Remember that this is not just a regular transition back to school. Your family went through a tough time. You managed a lot of stressors—balancing work and family demands, financial concerns, worries about illness. Even very young children sense when there is stress in the household. Your child has managed this period of confusing changes and now they are encountering yet another big transition—going back to child care. Stress adds up and our resilience can be run down over time. Your sensitivity and patience are key ingredients for helping your child make a successful move back to their care setting.

Your worries are important. As communities re-open, you may have concerns about the safety of your child’s child care program. Many parents are feeling this way. Talk to your child’s teacher and the program director to learn what procedures they are using to keep children safe and healthy.

Use pretend play to explore the routines of preschool or child care with your toddler. Take turns being the parent, child, and teacher. Act out common daily routines, like saying good-bye to mommy and/or daddy, taking off your coat, singing songs, reading stories, having Circle Time, and playing outside.

Read books about child care. If you’re able to access a public library (or online stories), choose a few titles about going to preschool or child care. Talk about the story and how the characters are feeling. Ask how your child is feeling (excited, scared, worried, happy?). Check out titles like The Kissing Hand by Audrey Penn, I Love You All Day Long by Francesca Rusackas, Bye-Bye Time by Elizabeth Verdick, or Llama Llama Misses Mama by Anna Dewdney.

Listen to your child’s worries. It’s tempting to quickly reassure your child and move on, but when you listen and respond to children’s worries, they feel safe and supported. Explain that starting something new can bring up worries and questions and that lots of people feel that way. It can also be helpful to share a time when you started something new and how you felt.

Suggest coping strategies. When you allow your child to share her worries, you can help her think through how to deal with them. For example, if she is worried about missing you, the two of you can make a book of family photos to keep in her cubby and look at when she is lonely.

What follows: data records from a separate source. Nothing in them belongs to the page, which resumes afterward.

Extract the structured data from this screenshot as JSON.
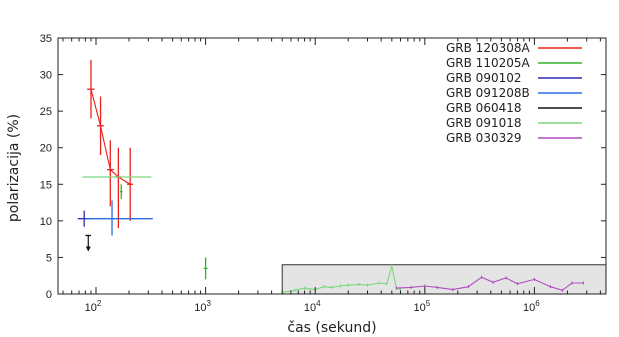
{
  "chart_data": {
    "type": "scatter",
    "xlabel": "čas (sekund)",
    "ylabel": "polarizacija (%)",
    "xscale": "log",
    "xlim": [
      45,
      4500000
    ],
    "ylim": [
      0,
      35
    ],
    "y_ticks": [
      0,
      5,
      10,
      15,
      20,
      25,
      30,
      35
    ],
    "x_tick_labels": [
      {
        "value": 100,
        "base": "10",
        "exp": "2"
      },
      {
        "value": 1000,
        "base": "10",
        "exp": "3"
      },
      {
        "value": 10000,
        "base": "10",
        "exp": "4"
      },
      {
        "value": 100000,
        "base": "10",
        "exp": "5"
      },
      {
        "value": 1000000,
        "base": "10",
        "exp": "6"
      }
    ],
    "legend_position": "top-right",
    "series": [
      {
        "name": "GRB 120308A",
        "color": "#e8211b",
        "points": [
          {
            "x": 90,
            "y": 28,
            "xerr": [
              83,
              97
            ],
            "yerr": [
              24,
              32
            ]
          },
          {
            "x": 110,
            "y": 23,
            "xerr": [
              102,
              118
            ],
            "yerr": [
              19,
              27
            ]
          },
          {
            "x": 135,
            "y": 17,
            "xerr": [
              126,
              145
            ],
            "yerr": [
              12,
              21
            ]
          },
          {
            "x": 160,
            "y": 16,
            "xerr": [
              150,
              170
            ],
            "yerr": [
              9,
              20
            ]
          },
          {
            "x": 205,
            "y": 15,
            "xerr": [
              192,
              218
            ],
            "yerr": [
              10,
              20
            ]
          }
        ],
        "connected": true
      },
      {
        "name": "GRB 110205A",
        "color": "#2db52b",
        "points": [
          {
            "x": 1000,
            "y": 3.5,
            "xerr": [
              960,
              1040
            ],
            "yerr": [
              2,
              5
            ]
          },
          {
            "x": 170,
            "y": 14,
            "xerr": [
              165,
              175
            ],
            "yerr": [
              13,
              15
            ]
          }
        ],
        "connected": false
      },
      {
        "name": "GRB 090102",
        "color": "#2a2ab3",
        "points": [
          {
            "x": 78,
            "y": 10.3,
            "xerr": [
              68,
              88
            ],
            "yerr": [
              9.2,
              11.4
            ]
          }
        ],
        "connected": false
      },
      {
        "name": "GRB 091208B",
        "color": "#2b6be0",
        "points": [
          {
            "x": 140,
            "y": 10.3,
            "xerr": [
              80,
              330
            ],
            "yerr": [
              8,
              12.8
            ]
          }
        ],
        "connected": false
      },
      {
        "name": "GRB 060418",
        "color": "#111111",
        "points": [
          {
            "x": 85,
            "y": 8,
            "xerr": [
              80,
              90
            ],
            "upper_limit": true
          }
        ],
        "connected": false
      },
      {
        "name": "GRB 091018",
        "color": "#7ad67a",
        "points": [
          {
            "x": 150,
            "y": 16,
            "xerr": [
              75,
              320
            ]
          },
          {
            "x": 5000,
            "y": 0.2
          },
          {
            "x": 6500,
            "y": 0.5
          },
          {
            "x": 8000,
            "y": 0.8
          },
          {
            "x": 10000,
            "y": 0.6
          },
          {
            "x": 12000,
            "y": 1.0
          },
          {
            "x": 14000,
            "y": 0.9
          },
          {
            "x": 17000,
            "y": 1.1
          },
          {
            "x": 20000,
            "y": 1.2
          },
          {
            "x": 25000,
            "y": 1.3
          },
          {
            "x": 30000,
            "y": 1.2
          },
          {
            "x": 38000,
            "y": 1.5
          },
          {
            "x": 45000,
            "y": 1.4
          },
          {
            "x": 50000,
            "y": 3.8
          },
          {
            "x": 55000,
            "y": 0.8
          },
          {
            "x": 60000,
            "y": 0.6
          }
        ],
        "connected": true
      },
      {
        "name": "GRB 030329",
        "color": "#b04cc0",
        "points": [
          {
            "x": 55000,
            "y": 0.8
          },
          {
            "x": 75000,
            "y": 0.9
          },
          {
            "x": 100000,
            "y": 1.1
          },
          {
            "x": 130000,
            "y": 0.9
          },
          {
            "x": 180000,
            "y": 0.6
          },
          {
            "x": 250000,
            "y": 1.0
          },
          {
            "x": 330000,
            "y": 2.3
          },
          {
            "x": 420000,
            "y": 1.6
          },
          {
            "x": 550000,
            "y": 2.2
          },
          {
            "x": 700000,
            "y": 1.4
          },
          {
            "x": 1000000,
            "y": 2.0
          },
          {
            "x": 1400000,
            "y": 1.0
          },
          {
            "x": 1800000,
            "y": 0.5
          },
          {
            "x": 2200000,
            "y": 1.5
          },
          {
            "x": 2800000,
            "y": 1.5
          }
        ],
        "connected": true
      }
    ],
    "inset_box": {
      "x0": 5000,
      "x1": 4500000,
      "y0": 0,
      "y1": 4
    }
  }
}
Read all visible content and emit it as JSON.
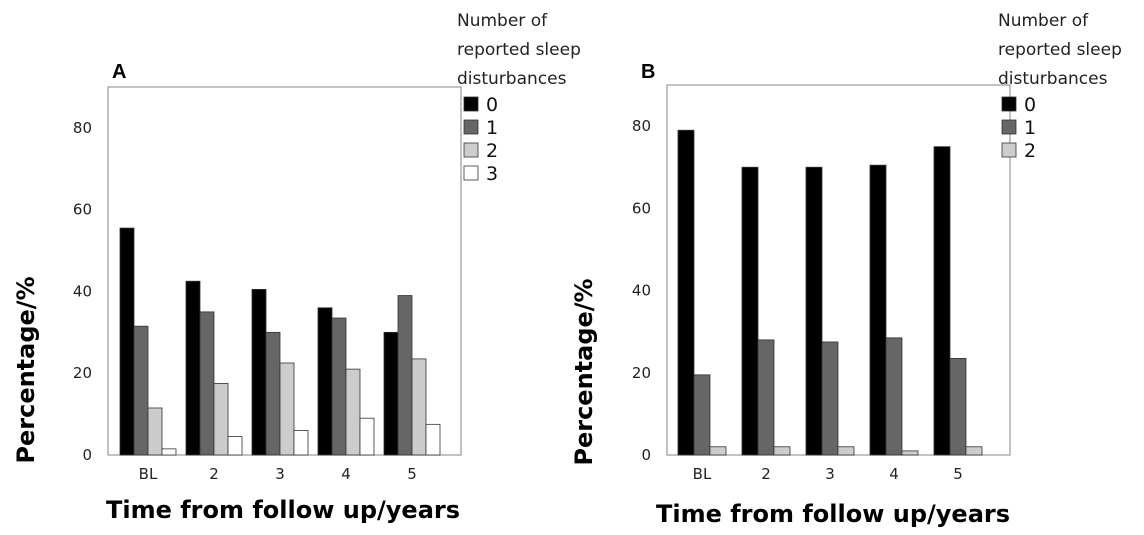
{
  "chart_data": [
    {
      "panel": "A",
      "type": "bar",
      "xlabel": "Time from follow up/years",
      "ylabel": "Percentage/%",
      "categories": [
        "BL",
        "2",
        "3",
        "4",
        "5"
      ],
      "yticks": [
        "0",
        "20",
        "40",
        "60",
        "80"
      ],
      "ylim": [
        0,
        90
      ],
      "legend_title": "Number of reported sleep disturbances",
      "legend_position": "top-right, outside plot",
      "grid": false,
      "series": [
        {
          "name": "0",
          "color": "#000000",
          "values": [
            55.5,
            42.5,
            40.5,
            36,
            30
          ]
        },
        {
          "name": "1",
          "color": "#666666",
          "values": [
            31.5,
            35,
            30,
            33.5,
            39
          ]
        },
        {
          "name": "2",
          "color": "#cccccc",
          "values": [
            11.5,
            17.5,
            22.5,
            21,
            23.5
          ]
        },
        {
          "name": "3",
          "color": "#ffffff",
          "values": [
            1.5,
            4.5,
            6,
            9,
            7.5
          ]
        }
      ]
    },
    {
      "panel": "B",
      "type": "bar",
      "xlabel": "Time from follow up/years",
      "ylabel": "Percentage/%",
      "categories": [
        "BL",
        "2",
        "3",
        "4",
        "5"
      ],
      "yticks": [
        "0",
        "20",
        "40",
        "60",
        "80"
      ],
      "ylim": [
        0,
        90
      ],
      "legend_title": "Number of reported sleep disturbances",
      "legend_position": "top-right, outside plot",
      "grid": false,
      "series": [
        {
          "name": "0",
          "color": "#000000",
          "values": [
            79,
            70,
            70,
            70.5,
            75
          ]
        },
        {
          "name": "1",
          "color": "#666666",
          "values": [
            19.5,
            28,
            27.5,
            28.5,
            23.5
          ]
        },
        {
          "name": "2",
          "color": "#cccccc",
          "values": [
            2,
            2,
            2,
            1,
            2
          ]
        }
      ]
    }
  ]
}
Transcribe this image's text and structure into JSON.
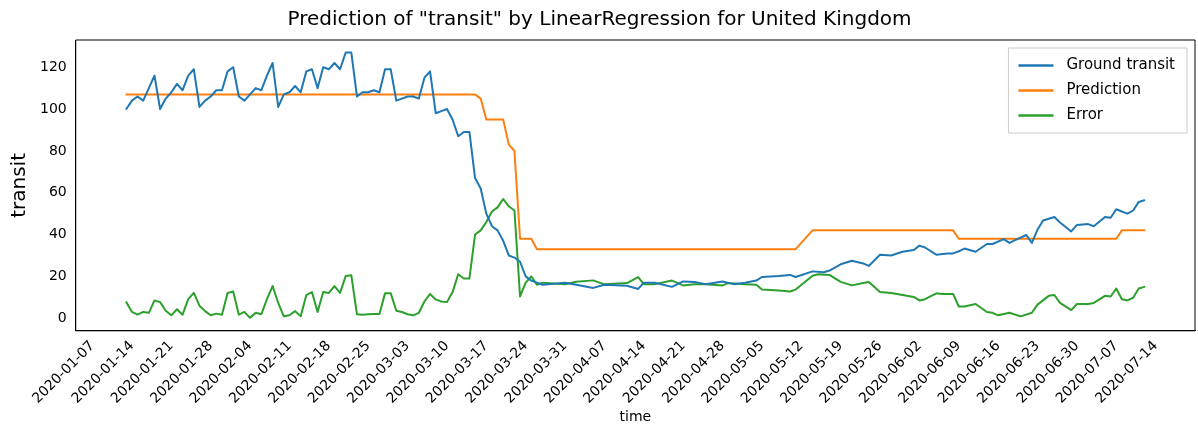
{
  "chart_data": {
    "type": "line",
    "title": "Prediction of \"transit\" by LinearRegression for United Kingdom",
    "xlabel": "time",
    "ylabel": "transit",
    "xlim": [
      "2020-01-04",
      "2020-07-21"
    ],
    "xticks": [
      "2020-01-07",
      "2020-01-14",
      "2020-01-21",
      "2020-01-28",
      "2020-02-04",
      "2020-02-11",
      "2020-02-18",
      "2020-02-25",
      "2020-03-03",
      "2020-03-10",
      "2020-03-17",
      "2020-03-24",
      "2020-03-31",
      "2020-04-07",
      "2020-04-14",
      "2020-04-21",
      "2020-04-28",
      "2020-05-05",
      "2020-05-12",
      "2020-05-19",
      "2020-05-26",
      "2020-06-02",
      "2020-06-09",
      "2020-06-16",
      "2020-06-23",
      "2020-06-30",
      "2020-07-07",
      "2020-07-14"
    ],
    "ylim": [
      -6,
      133
    ],
    "yticks": [
      0,
      20,
      40,
      60,
      80,
      100,
      120
    ],
    "grid": false,
    "legend": "top right",
    "marker": "none",
    "line_style": "solid",
    "series": [
      {
        "name": "Ground transit",
        "color": "#1f77b4",
        "x": [
          "2020-01-13",
          "2020-01-14",
          "2020-01-15",
          "2020-01-16",
          "2020-01-17",
          "2020-01-18",
          "2020-01-19",
          "2020-01-20",
          "2020-01-21",
          "2020-01-22",
          "2020-01-23",
          "2020-01-24",
          "2020-01-25",
          "2020-01-26",
          "2020-01-27",
          "2020-01-28",
          "2020-01-29",
          "2020-01-30",
          "2020-01-31",
          "2020-02-01",
          "2020-02-02",
          "2020-02-03",
          "2020-02-04",
          "2020-02-05",
          "2020-02-06",
          "2020-02-07",
          "2020-02-08",
          "2020-02-09",
          "2020-02-10",
          "2020-02-11",
          "2020-02-12",
          "2020-02-13",
          "2020-02-14",
          "2020-02-15",
          "2020-02-16",
          "2020-02-17",
          "2020-02-18",
          "2020-02-19",
          "2020-02-20",
          "2020-02-21",
          "2020-02-22",
          "2020-02-23",
          "2020-02-24",
          "2020-02-25",
          "2020-02-26",
          "2020-02-27",
          "2020-02-28",
          "2020-02-29",
          "2020-03-01",
          "2020-03-02",
          "2020-03-03",
          "2020-03-04",
          "2020-03-05",
          "2020-03-06",
          "2020-03-07",
          "2020-03-08",
          "2020-03-09",
          "2020-03-10",
          "2020-03-11",
          "2020-03-12",
          "2020-03-13",
          "2020-03-14",
          "2020-03-15",
          "2020-03-16",
          "2020-03-17",
          "2020-03-18",
          "2020-03-19",
          "2020-03-20",
          "2020-03-21",
          "2020-03-22",
          "2020-03-23",
          "2020-03-24",
          "2020-03-25",
          "2020-03-26",
          "2020-03-27",
          "2020-03-31",
          "2020-04-02",
          "2020-04-05",
          "2020-04-07",
          "2020-04-11",
          "2020-04-13",
          "2020-04-14",
          "2020-04-16",
          "2020-04-19",
          "2020-04-21",
          "2020-04-23",
          "2020-04-25",
          "2020-04-28",
          "2020-04-30",
          "2020-05-02",
          "2020-05-04",
          "2020-05-05",
          "2020-05-08",
          "2020-05-10",
          "2020-05-11",
          "2020-05-14",
          "2020-05-16",
          "2020-05-17",
          "2020-05-19",
          "2020-05-21",
          "2020-05-23",
          "2020-05-24",
          "2020-05-26",
          "2020-05-28",
          "2020-05-30",
          "2020-06-01",
          "2020-06-02",
          "2020-06-03",
          "2020-06-05",
          "2020-06-07",
          "2020-06-08",
          "2020-06-09",
          "2020-06-10",
          "2020-06-12",
          "2020-06-14",
          "2020-06-15",
          "2020-06-17",
          "2020-06-18",
          "2020-06-19",
          "2020-06-21",
          "2020-06-22",
          "2020-06-23",
          "2020-06-24",
          "2020-06-26",
          "2020-06-27",
          "2020-06-29",
          "2020-06-30",
          "2020-07-02",
          "2020-07-03",
          "2020-07-05",
          "2020-07-06",
          "2020-07-07",
          "2020-07-08",
          "2020-07-09",
          "2020-07-10",
          "2020-07-11",
          "2020-07-12"
        ],
        "values": [
          100,
          104,
          106,
          104,
          110,
          116,
          100,
          105,
          108,
          112,
          109,
          116,
          119,
          101,
          104,
          106,
          109,
          109,
          118,
          120,
          106,
          104,
          107,
          110,
          109,
          116,
          122,
          101,
          107,
          108,
          111,
          108,
          118,
          119,
          110,
          120,
          119,
          122,
          119,
          127,
          127,
          106,
          108,
          108,
          109,
          108,
          119,
          119,
          104,
          105,
          106,
          106,
          105,
          115,
          118,
          98,
          99,
          100,
          95,
          87,
          89,
          89,
          67,
          62,
          50,
          44,
          42,
          37,
          30,
          29,
          27,
          20,
          18,
          17,
          16,
          17,
          16,
          14.5,
          16,
          15.5,
          14,
          17,
          17,
          15,
          17.6,
          17.3,
          16.3,
          17.6,
          16.3,
          17,
          18,
          19.7,
          20.2,
          20.7,
          19.7,
          22.4,
          22,
          22.8,
          25.8,
          27.5,
          26.2,
          25,
          30.4,
          30,
          31.8,
          32.6,
          34.7,
          33.8,
          30.4,
          30.9,
          31,
          32,
          33.3,
          31.8,
          35.5,
          35.5,
          37.8,
          36,
          37.3,
          39.8,
          36,
          42.4,
          46.7,
          48.4,
          45.8,
          41.5,
          44.6,
          45,
          44,
          48.4,
          48,
          52.1,
          51,
          50,
          51.5,
          55.6,
          56.4
        ]
      },
      {
        "name": "Prediction",
        "color": "#ff7f0e",
        "x": [
          "2020-01-13",
          "2020-03-14",
          "2020-03-15",
          "2020-03-16",
          "2020-03-17",
          "2020-03-20",
          "2020-03-21",
          "2020-03-22",
          "2020-03-23",
          "2020-03-25",
          "2020-03-26",
          "2020-05-11",
          "2020-05-14",
          "2020-06-08",
          "2020-06-09",
          "2020-07-07",
          "2020-07-08",
          "2020-07-12"
        ],
        "values": [
          107,
          107,
          107,
          105,
          95,
          95,
          83,
          80,
          38,
          38,
          33,
          33,
          42,
          42,
          38,
          38,
          42,
          42
        ]
      },
      {
        "name": "Error",
        "color": "#2ca02c",
        "x": [
          "2020-01-13",
          "2020-01-14",
          "2020-01-15",
          "2020-01-16",
          "2020-01-17",
          "2020-01-18",
          "2020-01-19",
          "2020-01-20",
          "2020-01-21",
          "2020-01-22",
          "2020-01-23",
          "2020-01-24",
          "2020-01-25",
          "2020-01-26",
          "2020-01-27",
          "2020-01-28",
          "2020-01-29",
          "2020-01-30",
          "2020-01-31",
          "2020-02-01",
          "2020-02-02",
          "2020-02-03",
          "2020-02-04",
          "2020-02-05",
          "2020-02-06",
          "2020-02-07",
          "2020-02-08",
          "2020-02-09",
          "2020-02-10",
          "2020-02-11",
          "2020-02-12",
          "2020-02-13",
          "2020-02-14",
          "2020-02-15",
          "2020-02-16",
          "2020-02-17",
          "2020-02-18",
          "2020-02-19",
          "2020-02-20",
          "2020-02-21",
          "2020-02-22",
          "2020-02-23",
          "2020-02-24",
          "2020-02-25",
          "2020-02-26",
          "2020-02-27",
          "2020-02-28",
          "2020-02-29",
          "2020-03-01",
          "2020-03-02",
          "2020-03-03",
          "2020-03-04",
          "2020-03-05",
          "2020-03-06",
          "2020-03-07",
          "2020-03-08",
          "2020-03-09",
          "2020-03-10",
          "2020-03-11",
          "2020-03-12",
          "2020-03-13",
          "2020-03-14",
          "2020-03-15",
          "2020-03-16",
          "2020-03-17",
          "2020-03-18",
          "2020-03-19",
          "2020-03-20",
          "2020-03-21",
          "2020-03-22",
          "2020-03-23",
          "2020-03-24",
          "2020-03-25",
          "2020-03-26",
          "2020-03-27",
          "2020-03-31",
          "2020-04-02",
          "2020-04-05",
          "2020-04-07",
          "2020-04-11",
          "2020-04-13",
          "2020-04-14",
          "2020-04-16",
          "2020-04-19",
          "2020-04-21",
          "2020-04-23",
          "2020-04-25",
          "2020-04-28",
          "2020-04-29",
          "2020-05-02",
          "2020-05-04",
          "2020-05-05",
          "2020-05-08",
          "2020-05-10",
          "2020-05-11",
          "2020-05-14",
          "2020-05-15",
          "2020-05-17",
          "2020-05-19",
          "2020-05-21",
          "2020-05-23",
          "2020-05-24",
          "2020-05-26",
          "2020-05-28",
          "2020-05-30",
          "2020-06-01",
          "2020-06-02",
          "2020-06-03",
          "2020-06-05",
          "2020-06-06",
          "2020-06-08",
          "2020-06-09",
          "2020-06-10",
          "2020-06-12",
          "2020-06-14",
          "2020-06-15",
          "2020-06-16",
          "2020-06-18",
          "2020-06-20",
          "2020-06-22",
          "2020-06-23",
          "2020-06-25",
          "2020-06-26",
          "2020-06-27",
          "2020-06-29",
          "2020-06-30",
          "2020-07-02",
          "2020-07-03",
          "2020-07-05",
          "2020-07-06",
          "2020-07-07",
          "2020-07-08",
          "2020-07-09",
          "2020-07-10",
          "2020-07-11",
          "2020-07-12"
        ],
        "values": [
          7.7,
          3,
          1.7,
          3,
          2.6,
          8.5,
          7.7,
          3.6,
          1.4,
          4.3,
          1.7,
          9.1,
          12.1,
          6,
          3.4,
          1.4,
          2.2,
          1.7,
          12.1,
          12.8,
          1.7,
          3,
          0.2,
          2.6,
          1.9,
          9.1,
          15.4,
          7.3,
          0.9,
          1.4,
          3.4,
          1,
          11.1,
          12.5,
          3,
          12.5,
          12.1,
          15.4,
          12.1,
          20.2,
          20.5,
          1.9,
          1.7,
          1.9,
          2,
          2,
          12,
          12,
          3.6,
          3,
          1.9,
          1.4,
          2.6,
          8,
          11.6,
          9,
          8,
          7.7,
          12.5,
          21,
          19,
          19,
          40,
          42,
          46,
          51,
          53,
          57,
          53.5,
          51.5,
          10.4,
          17,
          20,
          16,
          17,
          16.2,
          17.4,
          18.1,
          16.2,
          16.8,
          19.7,
          16.3,
          16.3,
          18,
          15.7,
          16.2,
          16.3,
          15.7,
          16.8,
          16.3,
          16,
          13.7,
          13.2,
          12.8,
          13.7,
          20.3,
          21,
          20.7,
          17.4,
          15.7,
          16.8,
          17.3,
          12.5,
          12.1,
          11.1,
          10.2,
          8.5,
          9.1,
          11.9,
          11.6,
          11.6,
          5.6,
          5.6,
          6.8,
          3,
          2.6,
          1.4,
          2.6,
          0.9,
          2.6,
          6.5,
          10.7,
          11.1,
          7.3,
          3.9,
          6.8,
          6.8,
          7.3,
          10.7,
          10.4,
          14.2,
          9.1,
          8.5,
          9.8,
          14.2,
          15
        ]
      }
    ]
  }
}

Notice nonverbal messages. Most 2- and 3-year-olds are not able to use language to fully explain how they are feeling. Your child may “act out” his worry by clinging, becoming withdrawn or more fussy, or by being more aggressive. Another common reaction is for children to begin using more “baby-like” behaviors. For example, if your child is fully potty trained, he may start have toileting accidents. He may ask that you feed or dress him even though he can do these things by himself.

It’s natural to be frustrated by this return-to-baby behavior. But by meeting your child’s need for nurturing with love and patience, you’ll find they soon return to their “big kid” behavior. Remember that your child is facing—and managing—a big change in their life. They may need more support from you during this transition.

Get back into the routines of bedtimes and waking times. The transition to child care is easier when you are not also dealing with an tired, cranky little one. In the week before your return to your child’s program, begin to use “school night” bedtimes and wake-up times so that everyone can get back into the child care routine.

When your child starts back, ask whether there is a new drop-off routine. Because of new health screening and sanitizing requirements, you may not be able to stay with your child to help them transition during morning drop-off. Talk to your provider about new drop-off procedures and ask if it will be possible to have a teacher stay with your child to help them with the separation.

Consider letting your child bring a special object from home. Does your child have a favorite stuffed animal or blanket that offers comfort? Check with your child care program to confirm your child can bring this object from home. A favorite teddy bear can ease the transition when you say good-bye at drop-off. A family photo in your child’s cubby can also be comforting.

Talk with your child’s teacher about how you soothe your child. When teachers use similar comfort methods, babies and toddlers feel more safe and “at-home” in the child care setting.

Keep your tone positive and upbeat. Children pick up on the reactions of the trusted adults in their lives. So try not to look worried or sad, and don’t linger too long when it’s time to go. Say a quick, upbeat good-bye and reassure your child that all will be well.

Think about creating a special good-bye routine. For example, you can give your child a kiss on the palm to “hold” all day long. Or, the two of you can sing a special song together before you leave. Good-bye routines are comforting to children and help them understand and prepare for what will happen next.

This hasn’t been an easy few months, but the return to child care is one sign that life is going back to (a new) normal. Supporting your child through this process—staying patient and loving even in the face of challenging behaviors—is a loving way to take that next step, together.